Political Leanings

There’s been a lot of talk this month about whether or not we are now a left-of-center nation or still leaning right.  I tend to think that’s all malarkey, because in the end we are a center nation that moves one way or the other depending on the situation at hand.  The center changes with the times.

Matt Yglesias sums up my point of view pretty well:

nobody should underestimate the possibility for rapid change. If the economy is doing well in 2012, people are going to say to themselves “man, things sure were screwed up before Barack Obama showed up and fixed everything” and he’ll win in a landslide. But if the situation remains grim, then people will think “man, life sure has sucked under Barack Obama” and they’ll show him the door. And of course, wild swings are possible. Ronald Reagan swept into power in 1980 amidst serious economic problems. By 1982, things were worse than ever and the GOP suffered big electoral reverses. But by 1984, the were back on the upswing, it was “Morning in America” and he got re-elected by a huge margin.
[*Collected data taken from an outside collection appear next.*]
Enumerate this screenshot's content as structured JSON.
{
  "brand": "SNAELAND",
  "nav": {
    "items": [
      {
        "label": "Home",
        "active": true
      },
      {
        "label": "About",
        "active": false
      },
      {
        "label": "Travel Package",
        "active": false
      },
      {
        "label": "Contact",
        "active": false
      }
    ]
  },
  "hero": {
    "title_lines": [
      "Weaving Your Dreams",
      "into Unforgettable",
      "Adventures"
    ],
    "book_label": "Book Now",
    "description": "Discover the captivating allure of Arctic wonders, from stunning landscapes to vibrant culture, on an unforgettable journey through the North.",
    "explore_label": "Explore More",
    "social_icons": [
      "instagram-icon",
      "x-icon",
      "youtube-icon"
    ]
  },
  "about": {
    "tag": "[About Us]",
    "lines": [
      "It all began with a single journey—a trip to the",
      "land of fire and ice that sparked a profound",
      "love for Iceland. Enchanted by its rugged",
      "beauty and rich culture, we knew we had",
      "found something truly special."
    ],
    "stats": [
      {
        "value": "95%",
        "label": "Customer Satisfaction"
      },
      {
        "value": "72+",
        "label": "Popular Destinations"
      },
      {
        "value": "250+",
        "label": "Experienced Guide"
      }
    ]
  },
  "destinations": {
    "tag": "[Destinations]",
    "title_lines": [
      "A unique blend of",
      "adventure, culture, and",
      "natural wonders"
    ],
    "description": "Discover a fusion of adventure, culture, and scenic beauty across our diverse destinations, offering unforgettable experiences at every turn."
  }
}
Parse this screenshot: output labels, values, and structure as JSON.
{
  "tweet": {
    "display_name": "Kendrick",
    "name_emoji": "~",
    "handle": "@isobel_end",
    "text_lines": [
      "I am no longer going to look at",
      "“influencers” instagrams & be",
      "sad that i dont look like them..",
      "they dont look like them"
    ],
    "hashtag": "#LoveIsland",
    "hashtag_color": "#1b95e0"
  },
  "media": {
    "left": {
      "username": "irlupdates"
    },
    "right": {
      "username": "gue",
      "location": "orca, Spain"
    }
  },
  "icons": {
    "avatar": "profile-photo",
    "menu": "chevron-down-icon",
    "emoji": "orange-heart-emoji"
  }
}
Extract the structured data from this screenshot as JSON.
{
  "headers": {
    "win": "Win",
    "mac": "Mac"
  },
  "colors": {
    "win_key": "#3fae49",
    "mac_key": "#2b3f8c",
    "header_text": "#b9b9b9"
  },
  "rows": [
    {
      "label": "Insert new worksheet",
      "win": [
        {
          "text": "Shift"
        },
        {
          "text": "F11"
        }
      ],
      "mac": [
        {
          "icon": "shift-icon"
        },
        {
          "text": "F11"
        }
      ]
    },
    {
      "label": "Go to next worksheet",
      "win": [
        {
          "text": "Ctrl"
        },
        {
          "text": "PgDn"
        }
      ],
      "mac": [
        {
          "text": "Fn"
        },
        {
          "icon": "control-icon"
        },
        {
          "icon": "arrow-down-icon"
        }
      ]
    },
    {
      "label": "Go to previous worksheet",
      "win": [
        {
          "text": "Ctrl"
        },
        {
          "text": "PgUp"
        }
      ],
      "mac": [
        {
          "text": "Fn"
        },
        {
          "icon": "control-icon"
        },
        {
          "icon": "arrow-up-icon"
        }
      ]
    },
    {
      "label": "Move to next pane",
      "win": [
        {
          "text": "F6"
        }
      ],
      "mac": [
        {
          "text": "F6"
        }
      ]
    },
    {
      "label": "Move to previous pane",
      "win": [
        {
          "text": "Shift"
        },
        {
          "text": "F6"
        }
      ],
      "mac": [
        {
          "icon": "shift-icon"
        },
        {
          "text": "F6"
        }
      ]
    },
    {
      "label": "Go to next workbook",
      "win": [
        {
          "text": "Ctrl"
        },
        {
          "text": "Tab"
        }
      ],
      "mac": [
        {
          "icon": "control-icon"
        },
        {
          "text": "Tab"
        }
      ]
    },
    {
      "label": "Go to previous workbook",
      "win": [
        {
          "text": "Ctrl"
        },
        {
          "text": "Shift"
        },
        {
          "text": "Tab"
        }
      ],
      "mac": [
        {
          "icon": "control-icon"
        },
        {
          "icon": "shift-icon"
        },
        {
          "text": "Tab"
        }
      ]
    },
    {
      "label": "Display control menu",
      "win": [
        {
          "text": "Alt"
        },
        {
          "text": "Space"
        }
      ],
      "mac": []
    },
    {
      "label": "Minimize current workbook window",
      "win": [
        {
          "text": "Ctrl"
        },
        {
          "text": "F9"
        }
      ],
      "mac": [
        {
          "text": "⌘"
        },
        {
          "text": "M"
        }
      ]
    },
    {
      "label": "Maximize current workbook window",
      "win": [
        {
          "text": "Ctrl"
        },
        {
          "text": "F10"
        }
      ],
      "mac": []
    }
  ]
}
This is predicated on political ideology being dependent largely on economic factors.  Which is perhaps the best way to look at the situation, when you consider that economics probably played as large a role as any in the recent election.  But a lot of conservatives like to say that we live in a center-right country because of our social values, which is separate entirely from the economic argument.

I would say this, though, about social values — the center is constantly changing.  Actually, Arnold Schwarzenegger said it pretty succintly on This Week yesterday (I’m paraphrasing): it’s ridiculous for anyone, particularly Republicans, to say that one thing or another is a bonafide Republican value.  Teddy Roosevelt, after all helped create the progressive tax system we have today and called for universal healthcare.

And so — values are mutable, and tend to progress as we do.  While interracial marriage was not a center issue fifty years ago, it certainly is today.  And we can hope that in another fifty, gay marriage will have the same distinction.  The same goes for universal healthcare, or whatever you’d like to cherry pick.  Times change and with those times changes the center.